You’re sure you can return to Genesis whenever you want?”

  He grins. “The Council said they’d ‘leave it up to Remedy leadership’ to decide whether I should be allowed back after helping an ‘enemy mech.’ The way they said it made me think they wanted Remedy to be the bad guys who’d tell me never to come back. Apparently they forgot that I kind of am Remedy leadership—as far as we have any.”

  The loose web of rebel cells that comprises Remedy includes people from several different planets and with many different philosophies, from humanitarian physicians to violent terrorists. Nobody’s in charge. When their spacecraft came together to defend her planet from biological warfare, their spokesperson was chosen almost at random—but Ephraim Dunaway’s the guy they chose.

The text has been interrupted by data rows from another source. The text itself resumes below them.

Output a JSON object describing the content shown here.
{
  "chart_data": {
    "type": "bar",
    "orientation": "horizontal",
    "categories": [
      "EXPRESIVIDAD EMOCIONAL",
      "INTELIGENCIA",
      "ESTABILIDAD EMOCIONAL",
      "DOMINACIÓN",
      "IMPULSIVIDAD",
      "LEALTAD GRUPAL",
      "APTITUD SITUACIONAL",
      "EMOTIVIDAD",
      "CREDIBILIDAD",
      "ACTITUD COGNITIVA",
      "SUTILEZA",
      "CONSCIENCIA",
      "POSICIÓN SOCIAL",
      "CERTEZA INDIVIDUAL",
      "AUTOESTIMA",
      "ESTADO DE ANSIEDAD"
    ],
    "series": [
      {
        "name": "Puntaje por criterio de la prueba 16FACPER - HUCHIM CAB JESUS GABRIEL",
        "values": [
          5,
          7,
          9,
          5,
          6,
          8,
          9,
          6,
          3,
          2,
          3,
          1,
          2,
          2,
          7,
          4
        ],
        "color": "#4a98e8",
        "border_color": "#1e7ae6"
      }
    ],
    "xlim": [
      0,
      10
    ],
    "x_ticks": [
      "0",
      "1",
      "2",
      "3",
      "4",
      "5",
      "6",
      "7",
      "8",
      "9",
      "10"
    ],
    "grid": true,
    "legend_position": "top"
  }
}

  More gently, he adds, “Don’t worry, okay? I can return if I want to.” His tone of voice tells her that he does want to—soon, and maybe for good. After growing up on cold, hostile Stronghold, then breathing Earth’s smoggy air while living undercover, he must see Genesis as a paradise.

  The thing is, Noemi does, too. Even now, when she’s being cast out forever, Genesis seems to her to be the closest thing to heaven.

  She gazes toward the distance, where the grasslands begin. When they were little, she and Esther would chase each other through the tall grasses outside Goshen, the soft rushing sounds of it broken only by their laughter. Noemi had sometimes imagined taking Abel there; she had a daydream of them flirting, laughing, playing chase. He’d probably ask what the point of playing chase even was, but maybe he’d figure it out after he caught her.…

  Ephraim’s forehead furrows with concern. “Hey. You okay?”

  Noemi hopes he’s only worried about her physical health. The thought of him seeing how sad she is and pitying her—it makes her cringe. “Sure. Well, I’m the same. That’s going to have to count as ‘okay’ for now.”